March 25, 2021

The Baltimore County Police Department signed on to the 30x30 Pledge on March 24. The goal of this initiative is for women to represent 30 percent of police recruit classes by 2030. While 30x30 is focused on advancing women in policing, these principles are applicable to all potential applicants.

The Pledge is the foundational effort of the 30x30 Initiative – a coalition of police leaders, researchers, and professional organizations who have joined together to advance the representation and experiences of women in all ranks of policing across the United States.

“This pledge demonstrates that the Baltimore County Police Department is actively working towards improving the representation and experiences of women officers in our agency,” said Baltimore County Police Chief Melissa Hyatt. “I’m elated that our agency is on the forefront of this national collaboration which aligns directly with our focus to increase diversity across the agency.”

Currently, women make up only 12 percent of sworn officers and 3 percent of police leadership in the U.S.

This initiative will help police agencies develop and implement strategies and solutions to eliminate barriers and advance women in policing.

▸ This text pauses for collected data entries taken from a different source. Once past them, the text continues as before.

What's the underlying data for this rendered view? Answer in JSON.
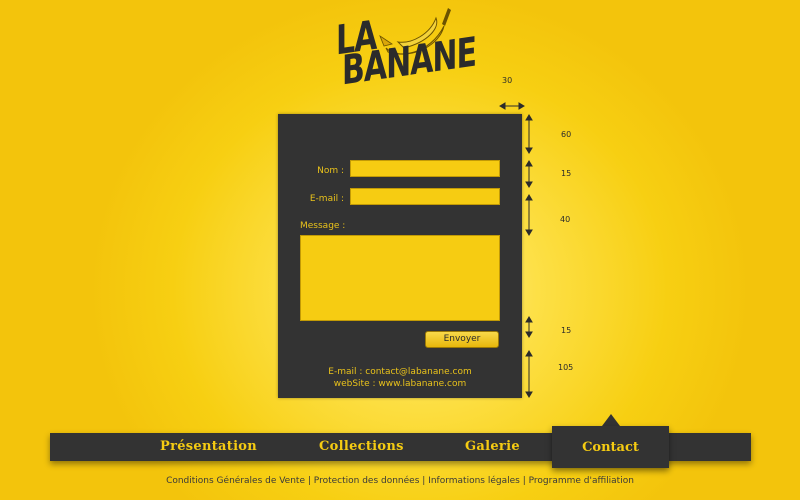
{
  "logo": {
    "line1": "LA",
    "line2": "BANANE"
  },
  "form": {
    "name_label": "Nom :",
    "email_label": "E-mail :",
    "message_label": "Message :",
    "submit_label": "Envoyer"
  },
  "contact_info": {
    "email": "E-mail : contact@labanane.com",
    "website": "webSite : www.labanane.com"
  },
  "dimensions": {
    "width": "30",
    "top": "60",
    "field_gap": "15",
    "message_gap": "40",
    "button_gap": "15",
    "bottom": "105"
  },
  "nav": {
    "items": [
      "Présentation",
      "Collections",
      "Galerie",
      "Contact"
    ],
    "active": "Contact"
  },
  "footer": {
    "links": [
      "Conditions Générales de Vente",
      "Protection des données",
      "Informations légales",
      "Programme d'affiliation"
    ],
    "separator": "|"
  },
  "colors": {
    "background": "#f7cf12",
    "panel": "#333333",
    "accent": "#f6cc12"
  }
}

These actions address recruitment, assessment, hiring, retention, promotion, and agency culture.

The 30x30 Initiative is affiliated with the Policing Project at NYU School of Law and the National Association of Women Law Enforcement Executives (NAWLEE).

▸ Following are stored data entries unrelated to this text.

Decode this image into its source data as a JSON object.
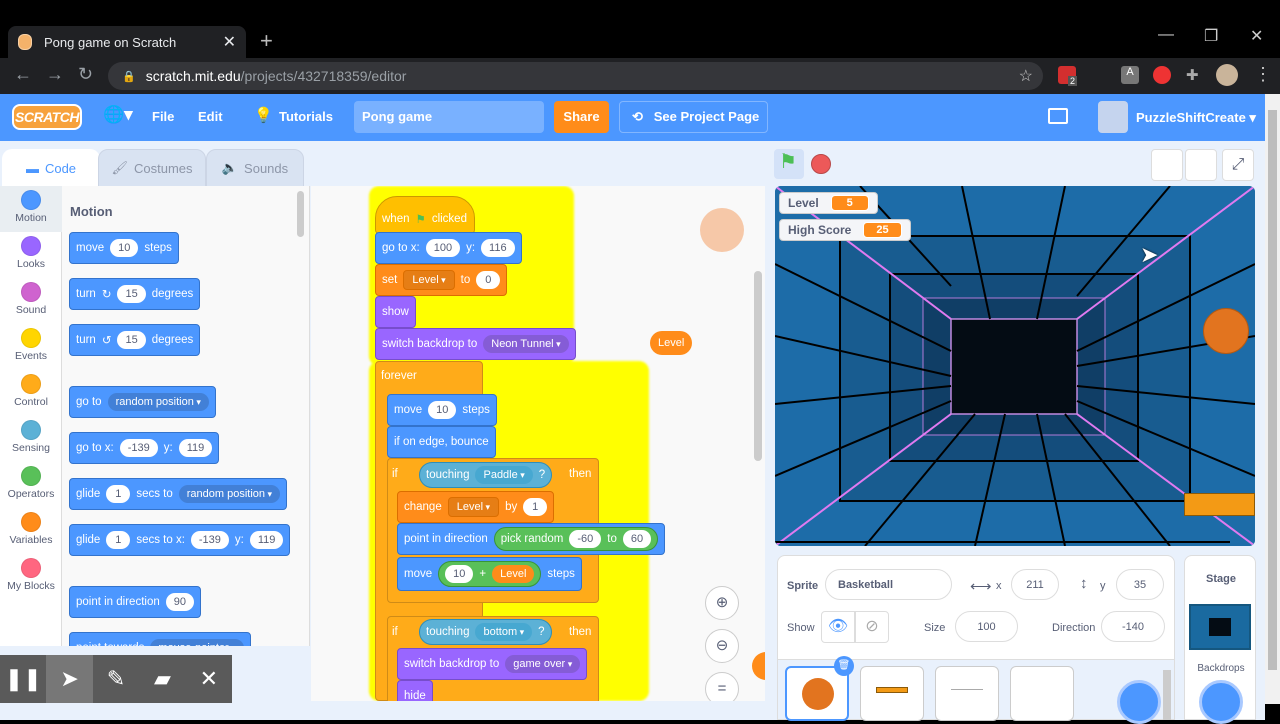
{
  "browser": {
    "tab_title": "Pong game on Scratch",
    "url_host": "scratch.mit.edu",
    "url_path": "/projects/432718359/editor",
    "extension_badge": "2"
  },
  "menubar": {
    "logo": "SCRATCH",
    "file": "File",
    "edit": "Edit",
    "tutorials": "Tutorials",
    "project_title": "Pong game",
    "share": "Share",
    "see_project_page": "See Project Page",
    "username": "PuzzleShiftCreate"
  },
  "editor_tabs": [
    {
      "label": "Code",
      "active": true
    },
    {
      "label": "Costumes",
      "active": false
    },
    {
      "label": "Sounds",
      "active": false
    }
  ],
  "categories": [
    {
      "label": "Motion",
      "color": "#4c97ff"
    },
    {
      "label": "Looks",
      "color": "#9966ff"
    },
    {
      "label": "Sound",
      "color": "#cf63cf"
    },
    {
      "label": "Events",
      "color": "#ffd500"
    },
    {
      "label": "Control",
      "color": "#ffab19"
    },
    {
      "label": "Sensing",
      "color": "#5cb1d6"
    },
    {
      "label": "Operators",
      "color": "#59c059"
    },
    {
      "label": "Variables",
      "color": "#ff8c1a"
    },
    {
      "label": "My Blocks",
      "color": "#ff6680"
    }
  ],
  "palette": {
    "title": "Motion",
    "blocks": {
      "move": {
        "t1": "move",
        "v": "10",
        "t2": "steps"
      },
      "turn_right": {
        "t1": "turn",
        "v": "15",
        "t2": "degrees"
      },
      "turn_left": {
        "t1": "turn",
        "v": "15",
        "t2": "degrees"
      },
      "goto": {
        "t1": "go to",
        "d": "random position"
      },
      "gotoxy": {
        "t1": "go to x:",
        "x": "-139",
        "t2": "y:",
        "y": "119"
      },
      "glide_to": {
        "t1": "glide",
        "v": "1",
        "t2": "secs to",
        "d": "random position"
      },
      "glide_xy": {
        "t1": "glide",
        "v": "1",
        "t2": "secs to x:",
        "x": "-139",
        "t3": "y:",
        "y": "119"
      },
      "point_dir": {
        "t1": "point in direction",
        "v": "90"
      },
      "point_towards": {
        "t1": "point towards",
        "d": "mouse-pointer"
      }
    }
  },
  "script": {
    "when": "when",
    "clicked": "clicked",
    "goto_t": "go to x:",
    "goto_x": "100",
    "goto_yl": "y:",
    "goto_y": "116",
    "set_t": "set",
    "set_var": "Level",
    "set_to": "to",
    "set_val": "0",
    "show": "show",
    "switch_t": "switch backdrop to",
    "backdrop1": "Neon Tunnel",
    "forever": "forever",
    "move_t": "move",
    "move_v": "10",
    "move_s": "steps",
    "bounce": "if on edge, bounce",
    "if1": "if",
    "touching": "touching",
    "touch1": "Paddle",
    "q": "?",
    "then": "then",
    "change_t": "change",
    "change_var": "Level",
    "change_by": "by",
    "change_v": "1",
    "point_t": "point in direction",
    "pick": "pick random",
    "pick_a": "-60",
    "pick_to": "to",
    "pick_b": "60",
    "move2_t": "move",
    "move2_a": "10",
    "plus": "+",
    "move2_var": "Level",
    "move2_s": "steps",
    "if2": "if",
    "touch2": "bottom",
    "backdrop2": "game over",
    "hide": "hide",
    "floating_var": "Level"
  },
  "stage": {
    "monitors": [
      {
        "label": "Level",
        "value": "5"
      },
      {
        "label": "High Score",
        "value": "25"
      }
    ]
  },
  "sprite_info": {
    "sprite_label": "Sprite",
    "sprite_name": "Basketball",
    "x_label": "x",
    "x": "211",
    "y_label": "y",
    "y": "35",
    "show_label": "Show",
    "size_label": "Size",
    "size": "100",
    "direction_label": "Direction",
    "direction": "-140"
  },
  "stage_pane": {
    "title": "Stage",
    "backdrops_label": "Backdrops"
  }
}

More than 35 agencies – from major metro departments including the New York City Police Department, to mid-sized, rural, university and state policing agencies – have signed the 30x30 Pledge. The Pledge is based on social science research that greater representation of women on police forces leads to better policing outcomes for communities.

“We are grateful to the Baltimore County Police Department for being one of the first in the nation to commit to being a part of this growing movement” said Maureen McGough, co-founder of the 30x30 Initiative, Chief of Staff of the Policing Project at the New York University School of Law, and former policing expert at the U.S. Department of Justice.

“We believe strongly that advancing women in policing is critical to improving public safety outcomes. We look forward to having more agencies follow the Baltimore County Police Department’s lead by signing the pledge and improving the representation and experiences of women in policing.”